A (bad) argument for competency-based education in today’s Orlando Sentinel

A retired education professor made his case for “competency-based education” in this morning’s Orlando Sentinel.

These are the takeaways from his column (as far as I could tell):

  • Students learn best when they are working on their own in front of a computer screen.  The extensive research literature on the value of social interactions in learning should be ignored.
  • Intellectually gifted individuals who understand their subjects deeply make bad teachers.
  • Lectures are of limited value (at best) in learning.

Of these three, I agree with the third.

On the first point, the columnist, Robert Lange, argues that in an optimum classroom,

Students have started to work at their own pace.
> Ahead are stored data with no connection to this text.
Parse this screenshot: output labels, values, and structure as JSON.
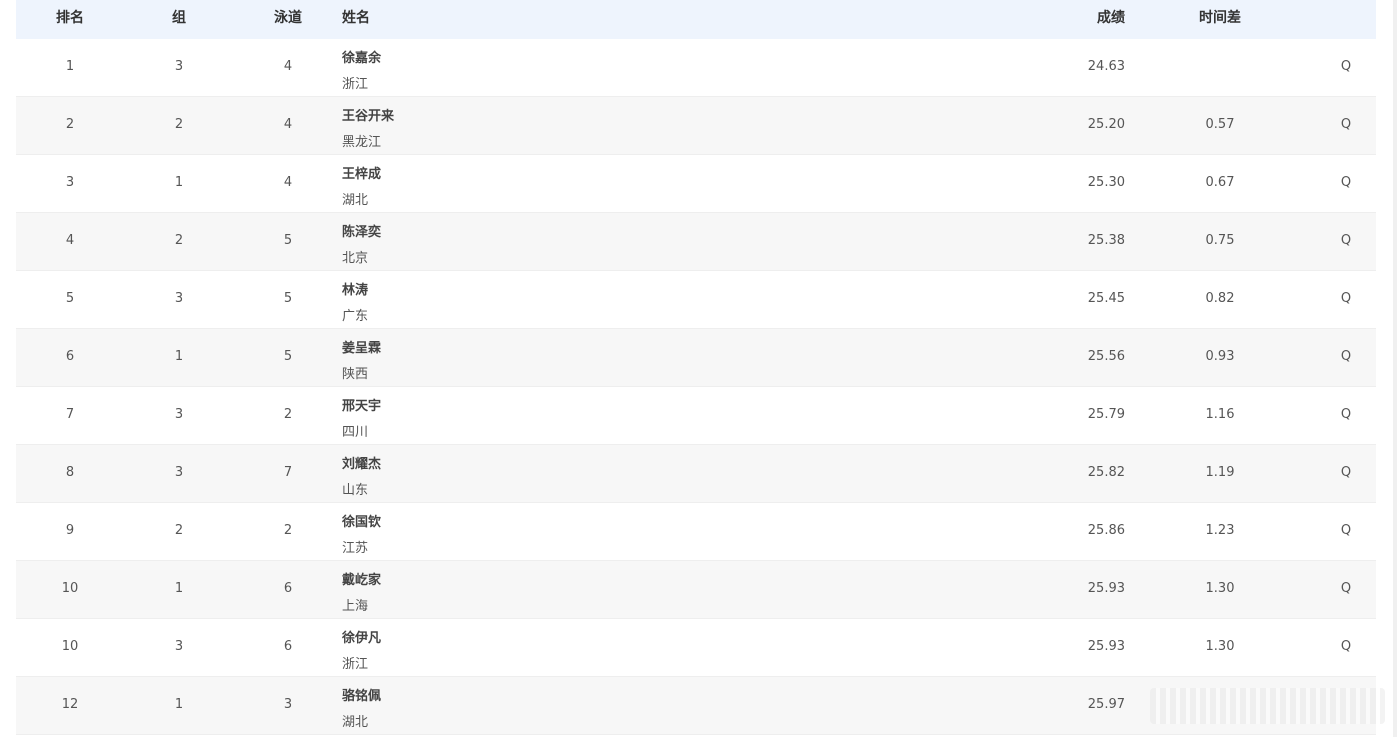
{
  "table": {
    "headers": {
      "rank": "排名",
      "group": "组",
      "lane": "泳道",
      "name": "姓名",
      "result": "成绩",
      "diff": "时间差"
    },
    "rows": [
      {
        "rank": "1",
        "group": "3",
        "lane": "4",
        "name": "徐嘉余",
        "team": "浙江",
        "result": "24.63",
        "diff": "",
        "q": "Q"
      },
      {
        "rank": "2",
        "group": "2",
        "lane": "4",
        "name": "王谷开来",
        "team": "黑龙江",
        "result": "25.20",
        "diff": "0.57",
        "q": "Q"
      },
      {
        "rank": "3",
        "group": "1",
        "lane": "4",
        "name": "王梓成",
        "team": "湖北",
        "result": "25.30",
        "diff": "0.67",
        "q": "Q"
      },
      {
        "rank": "4",
        "group": "2",
        "lane": "5",
        "name": "陈泽奕",
        "team": "北京",
        "result": "25.38",
        "diff": "0.75",
        "q": "Q"
      },
      {
        "rank": "5",
        "group": "3",
        "lane": "5",
        "name": "林涛",
        "team": "广东",
        "result": "25.45",
        "diff": "0.82",
        "q": "Q"
      },
      {
        "rank": "6",
        "group": "1",
        "lane": "5",
        "name": "姜呈霖",
        "team": "陕西",
        "result": "25.56",
        "diff": "0.93",
        "q": "Q"
      },
      {
        "rank": "7",
        "group": "3",
        "lane": "2",
        "name": "邢天宇",
        "team": "四川",
        "result": "25.79",
        "diff": "1.16",
        "q": "Q"
      },
      {
        "rank": "8",
        "group": "3",
        "lane": "7",
        "name": "刘耀杰",
        "team": "山东",
        "result": "25.82",
        "diff": "1.19",
        "q": "Q"
      },
      {
        "rank": "9",
        "group": "2",
        "lane": "2",
        "name": "徐国钦",
        "team": "江苏",
        "result": "25.86",
        "diff": "1.23",
        "q": "Q"
      },
      {
        "rank": "10",
        "group": "1",
        "lane": "6",
        "name": "戴屹家",
        "team": "上海",
        "result": "25.93",
        "diff": "1.30",
        "q": "Q"
      },
      {
        "rank": "10",
        "group": "3",
        "lane": "6",
        "name": "徐伊凡",
        "team": "浙江",
        "result": "25.93",
        "diff": "1.30",
        "q": "Q"
      },
      {
        "rank": "12",
        "group": "1",
        "lane": "3",
        "name": "骆铭佩",
        "team": "湖北",
        "result": "25.97",
        "diff": "",
        "q": ""
      }
    ]
  }
}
At the same time, some students are working on reading while others are working on math, social studies and other subjects.

Lange’s assertion ignores the value of collaborative learning.  It’s fairly easy to accept that weaker students benefit from working in collaborative groups with stronger students.  What surprises many people is that the stronger students generally benefit from working with weaker students – at least in my subject (physics) in which nearly everybody in the class is struggling at least a little.

As for the qualities that make a good teacher, Lange says,

From 1965 through 2005, I participated in a variety of research studies of classroom teaching. We often found that at any grade level, teachers with greater amounts of college credit in the academic fields did much more talking or presenting than teachers with adequate but wider content backgrounds. Teachers with less-deep but wider backgrounds were more attentive to individual student needs. 

In other words, teachers who hold a degree in physics or math can’t connect with their students or teach interactively.  Lange’s characterization reflects a dangerous prejudice against highly accomplished individuals and gives mediocrity a pass – at least for the K-12 environment.

Furthermore, strong content knowledge is much more important in a highly interactive classroom environment than it is in a traditional lecture class because the instructor has to be able to deftly respond to student questions that come out of left field.  Some teachers who are insecure in their content understanding use the lecture method as a shelter from the intense interactions with students that take place in an interactive learning environment.

The problem with the views of Lange and others like him is that they legitimize the idea that students should learn on their own in front of a computer screen, attended to only by inexpensive educational technicians who have little or no understanding of the subject that a student is presumably learning.

The term “competency-based education” that Lange uses to lead his column is a Rorschach blot often used to obscure the hard questions that face educators and policy-makers in an era in which children must learn much more than their parents to succeed economically.  The educators and advocates I know and admire on all sides of Florida’s intense debates about K-12 education are more thoughtful than Lange.  I just hope that views like Lange’s don’t tempt them to give up on the hard work and patience that is required to keep these debates constructive.